Sometimes you’ll see stories in the media asking for strangers to attend the funeral of a homeless person or war-veteran who has died in unhappy circumstances. Otherwise there would be no no-one at the funeral except for those conducting it. That’s a sad way to end a life. But George Michael’s funeral was the complete opposite: his family didn’t publicize it in advance. Instead, they kept the time and place a close secret, because too many of his fans would have tried to attend if the details had got out. Some of them have followed him faithfully since his days in the 1980s pop duo Wham! right through his solo career.
Now that the funeral is over, we know where and when it took place: in Highgate Cemetery, London, on Wednesday 29th March 2017. The philosopher and social theorist Karl Marx is famously buried in that cemetery too, which makes an interesting contrast. As the founder and inspirer of communism, Marx brought misery to millions. George Michael did the exact opposite. He brought happiness to millions with his music.
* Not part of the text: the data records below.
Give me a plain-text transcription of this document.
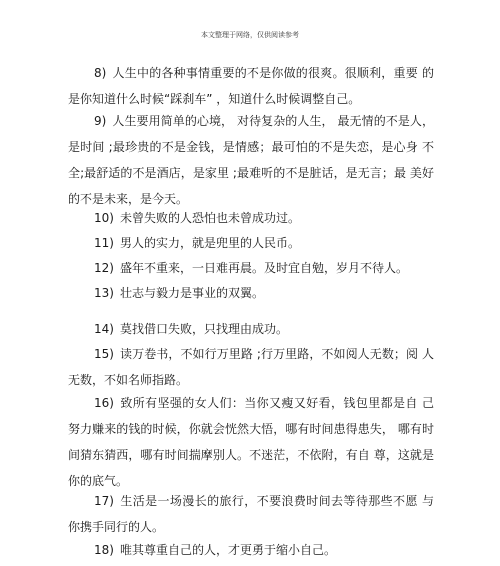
本文整理于网络，仅供阅读参考
8) 人生中的各种事情重要的不是你做的很爽。很顺利，重要 的是你知道什么时候“踩刹车” ，知道什么时候调整自己。
9) 人生要用简单的心境， 对待复杂的人生， 最无情的不是人，是时间 ;最珍贵的不是金钱，是情感；最可怕的不是失恋，是心身 不全;最舒适的不是酒店，是家里 ;最难听的不是脏话，是无言；最 美好的不是未来，是今天。
10) 未曾失败的人恐怕也未曾成功过。
11) 男人的实力，就是兜里的人民币。
12) 盛年不重来，一日难再晨。及时宜自勉，岁月不待人。
13) 壮志与毅力是事业的双翼。
14) 莫找借口失败，只找理由成功。
15) 读万卷书，不如行万里路 ;行万里路，不如阅人无数；阅 人无数，不如名师指路。
16) 致所有坚强的女人们：当你又瘦又好看，钱包里都是自 己努力赚来的钱的时候，你就会恍然大悟，哪有时间患得患失， 哪有时间猜东猜西，哪有时间揣摩别人。不迷茫，不依附，有自 尊，这就是你的底气。
17) 生活是一场漫长的旅行，不要浪费时间去等待那些不愿 与你携手同行的人。
18) 唯其尊重自己的人，才更勇于缩小自己。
That was why his funeral had to kept secret: his music meant so much to so many people that his loyal fans would have attended in their hundreds or thousands, turning what his family wanted to be an intimate and sombre event into something quite different. His passing has been a difficult time for those who knew him best. That’s because he died at the age of fifty-three. That was far too soon. George Michael should have lived for thirty or forty years more. Or even longer. But he was a heavy user of drugs and that is not a route to good health and long life.
It isn’t a route to happiness either: the buzz of a drug wears off quickly and the more often someone takes a drug, the less the brain is able to respond. So the dose has to go up and the inevitable lows after the diminishing highs get worse and worse. That’s the vicious circle George Michael found himself in. At first he may have taken drugs to feel good, but in the end he was taking them to stop feeling bad. And perhaps he had a death-wish too, a desire to hasten his departure from a world in which he couldn’t find happiness or fulfilment. Whatever his motives, by the end of 2016 his body had had enough and he passed away at that far-too-early age.
The authorities seem to have found it suspiciously early, which is probably why there has been such a gap between the news of his passing and the news of his funeral. Tests were being carried out and enquiries conducted. That must have been very hard on his family, because funerals are such a vital stage in the process of coming to terms with the death of a loved one. Funerals are a dignified and calm response to the often ugly and distressing circumstances of death. They tell us that someone’s life is truly over and that our loved is now at rest, beyond harm and hurt.
George Michael’s family had to wait several months before they could hold his funeral and achieve the comfort of knowing that they had said goodbye to him in the best and most loving way they could. But the delay was necessary: it’s important for any suspicious death to be properly investigated. In the end, there was a “confirmed natural cause of death” in George Michael’s case: his heart and liver were diseased. After decades of drug abuse, they had simply stopped working. That was a sad end to the life of someone who rose to fame with some of the sunniest and happiest music ever to hit the charts. But now he is resting in peace and his family can complete their mourning. After that long delay, his funeral is over.